Can you tell us more about Park Hyatt?
We are in the stage of putting the finishing touches in place to make sure we get every little detail right. Located in Kebon Sirih, Jakarta, the hotel will feature 220 stunning oversized rooms and suites. There will be an eclectic choice of F&B outlets including the signature modern Japanese restaurant Kita.
How the COVID-19 pandemic has affected Hyatt in Indonesia and what are your strategies and expectation?
The safety and wellbeing of our guests, customers and colleagues is our top priority. We have implemented preventive measures since the early phase of the COVID-19 pandemic, and we maintain the health protocols as our standard operating procedures, and not just a temporary matter. We have a hygiene manager for every single property to ensure the compliance with the new standards, from social distancing to the way we clean our hotels.

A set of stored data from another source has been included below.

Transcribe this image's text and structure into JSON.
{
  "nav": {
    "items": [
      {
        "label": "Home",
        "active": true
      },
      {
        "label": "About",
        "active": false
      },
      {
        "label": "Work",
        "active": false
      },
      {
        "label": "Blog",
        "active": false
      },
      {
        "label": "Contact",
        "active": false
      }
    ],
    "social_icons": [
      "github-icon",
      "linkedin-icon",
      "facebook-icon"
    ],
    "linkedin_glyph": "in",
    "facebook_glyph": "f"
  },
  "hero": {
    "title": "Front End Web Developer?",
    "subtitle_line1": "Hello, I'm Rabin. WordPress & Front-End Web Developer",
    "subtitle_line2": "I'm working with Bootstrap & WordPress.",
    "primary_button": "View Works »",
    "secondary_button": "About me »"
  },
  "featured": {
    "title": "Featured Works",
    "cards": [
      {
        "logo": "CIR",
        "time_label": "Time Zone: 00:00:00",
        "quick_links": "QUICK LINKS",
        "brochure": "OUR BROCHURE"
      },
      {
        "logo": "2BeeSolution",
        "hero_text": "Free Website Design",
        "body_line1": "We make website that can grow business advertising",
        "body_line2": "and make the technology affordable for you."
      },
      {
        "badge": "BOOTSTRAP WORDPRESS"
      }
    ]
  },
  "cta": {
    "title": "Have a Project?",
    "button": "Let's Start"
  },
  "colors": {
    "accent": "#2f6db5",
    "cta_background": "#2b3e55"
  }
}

In our effort to bring back meetings, incentives, conferences and exhibitions (MICE) business, we recently launched “hybrid meetings,” where we set up a dedicated studio in one of our meeting rooms at Grand Hyatt Bali. With Hybrid meetings, we combine virtual events with the convenience of face-to-face meetings. For example, you could have a meeting at Grand Hyatt Bali with 50 participants whilst there could be 50 other participants in other cities, such as Hong Kong or Melbourne, and all the participants are connected online.
Based on your experience living in Indonesia for many years, what are the strengths of the country and its people to overcome this pandemic?
Perseverance, creativity and agility are what best describe Indonesia and its people. The pandemic has created unprecedented challenges, but it also brings out a level of strength and creativity that no one might have expected before. The situation has pushed people to get out of their comfort zone, to find solutions in unforeseen obstacles, adjust and make the most out of any possibilities that can turn into opportunities.